Bij een zoekopdracht in de FDA Adverse Event Reporting System (FAERS) -database identificeerden we 33 gevallen van ernstige artralgie die werden gemeld bij het gebruik van dipeptidylpeptidase-4 (DPP-4) -remmers vanaf oktober 16, 2006, goedkeuringsdatum van de eerste DPP-4-remmer, tot en met 31 december 2013. Elk geval betrof het gebruik van een of meer DPP-4-remmers. Sitagliptine (n = 28) werd het vaakst gerapporteerd, gevolgd door saxagliptine (n = 5), linagliptine (n = 2), alogliptine (n = 1) en vildagliptine (n = 2); vildagliptine wordt niet op de markt gebracht in de Verenigde Staten. In vijf gevallen had de patiënt ernstige artralgie met twee verschillende DPP-4-remmers. Alle 33 patiënten hadden artralgie die resulteerde in een aanzienlijke vermindering van hun eerdere activiteitsniveau, waaronder 10 patiënten die in het ziekenhuis werden opgenomen vanwege invaliderende gewrichtspijn. In 22 gevallen traden symptomen op binnen 1 maand na aanvang van de behandeling met een DPP-4-remmer. In 20 van de 33 gevallen werd vermoed dat de DPP-4-remmer een mogelijke oorzaak van artralgie was en werd de behandeling binnen een maand na het begin van de symptomen stopgezet. 8 van de overige 13 gevallen meldden echter een periode van 44 dagen tot 1 jaar tussen het begin van de symptomen en het stopzetten van de DPP-4-remmer. In 23 van de 33 gevallen verdwenen de symptomen minder dan 1 maand na stopzetting van het medicijn.

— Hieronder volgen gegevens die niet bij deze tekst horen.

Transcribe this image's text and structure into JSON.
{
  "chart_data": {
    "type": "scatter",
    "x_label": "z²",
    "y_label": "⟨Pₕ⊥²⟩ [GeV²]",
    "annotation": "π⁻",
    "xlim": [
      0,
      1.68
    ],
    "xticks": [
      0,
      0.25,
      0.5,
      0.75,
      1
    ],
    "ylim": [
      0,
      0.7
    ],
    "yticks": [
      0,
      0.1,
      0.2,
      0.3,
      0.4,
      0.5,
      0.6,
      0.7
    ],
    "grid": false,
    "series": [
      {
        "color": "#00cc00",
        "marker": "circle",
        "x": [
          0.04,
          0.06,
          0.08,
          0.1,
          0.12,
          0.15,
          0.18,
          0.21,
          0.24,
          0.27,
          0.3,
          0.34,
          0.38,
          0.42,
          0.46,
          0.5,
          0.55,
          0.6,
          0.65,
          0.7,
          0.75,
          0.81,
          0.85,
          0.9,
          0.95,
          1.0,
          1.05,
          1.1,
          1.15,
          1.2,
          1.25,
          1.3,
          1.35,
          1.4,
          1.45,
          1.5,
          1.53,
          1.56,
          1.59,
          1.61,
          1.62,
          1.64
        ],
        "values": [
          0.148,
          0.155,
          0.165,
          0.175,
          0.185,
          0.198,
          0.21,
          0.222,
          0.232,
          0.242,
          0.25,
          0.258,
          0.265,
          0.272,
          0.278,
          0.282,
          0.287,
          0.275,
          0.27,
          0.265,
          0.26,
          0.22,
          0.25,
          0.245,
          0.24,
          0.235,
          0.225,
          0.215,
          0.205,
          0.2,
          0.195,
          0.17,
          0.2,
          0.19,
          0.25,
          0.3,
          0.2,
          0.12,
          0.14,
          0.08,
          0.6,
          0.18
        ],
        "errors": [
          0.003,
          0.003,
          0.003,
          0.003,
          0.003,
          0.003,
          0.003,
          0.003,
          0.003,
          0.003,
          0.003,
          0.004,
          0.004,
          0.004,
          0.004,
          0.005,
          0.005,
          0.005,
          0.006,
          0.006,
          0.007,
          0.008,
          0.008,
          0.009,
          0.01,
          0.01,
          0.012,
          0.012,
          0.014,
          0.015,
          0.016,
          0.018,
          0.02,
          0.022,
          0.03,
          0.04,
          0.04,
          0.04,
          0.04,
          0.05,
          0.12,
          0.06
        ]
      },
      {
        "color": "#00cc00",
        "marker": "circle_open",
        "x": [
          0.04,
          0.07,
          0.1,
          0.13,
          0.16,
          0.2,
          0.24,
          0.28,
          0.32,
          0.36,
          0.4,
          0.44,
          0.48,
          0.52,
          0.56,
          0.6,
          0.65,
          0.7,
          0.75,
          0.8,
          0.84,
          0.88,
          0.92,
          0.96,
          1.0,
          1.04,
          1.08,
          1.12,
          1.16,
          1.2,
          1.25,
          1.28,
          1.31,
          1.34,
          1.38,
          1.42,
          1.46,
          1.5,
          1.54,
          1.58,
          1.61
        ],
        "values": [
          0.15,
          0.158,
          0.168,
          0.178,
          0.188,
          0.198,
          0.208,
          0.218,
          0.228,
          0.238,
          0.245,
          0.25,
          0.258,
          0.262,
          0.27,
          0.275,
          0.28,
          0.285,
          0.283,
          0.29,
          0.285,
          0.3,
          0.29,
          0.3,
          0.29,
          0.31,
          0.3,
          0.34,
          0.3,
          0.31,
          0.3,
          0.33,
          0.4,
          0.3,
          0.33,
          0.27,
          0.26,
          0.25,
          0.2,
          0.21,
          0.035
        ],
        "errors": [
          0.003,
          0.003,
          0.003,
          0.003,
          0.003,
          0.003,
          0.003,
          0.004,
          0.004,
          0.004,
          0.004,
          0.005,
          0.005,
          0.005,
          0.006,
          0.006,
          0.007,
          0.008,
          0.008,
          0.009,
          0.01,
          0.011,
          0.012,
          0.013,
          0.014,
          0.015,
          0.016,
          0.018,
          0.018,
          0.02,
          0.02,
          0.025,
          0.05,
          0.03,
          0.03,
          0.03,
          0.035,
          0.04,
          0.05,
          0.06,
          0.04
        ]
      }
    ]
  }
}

Uit rapporten van acht van de 33 gevallen bleek een positieve hernieuwde blootstelling. In deze acht gevallen stopten personen met de behandeling, ervoeren een oplossing van de symptomen, herstartten ze de therapie met een DPP-4-remmer (een ander lid van de klas in zes van de acht gevallen), ervoeren ze het terugkeren van de artralgie en ervoeren vervolgens een oplossing van de symptomen wanneer de behandeling met DPP-4-remmers opnieuw werd stopgezet. Eenentwintig van de 33 patiënten werden behandeld voor artritis met medicamenteuze therapieën die corticosteroïden, niet-steroïde ontstekingsremmende geneesmiddelen, methotrexaat en immuunmodulerende geneesmiddelen omvatten.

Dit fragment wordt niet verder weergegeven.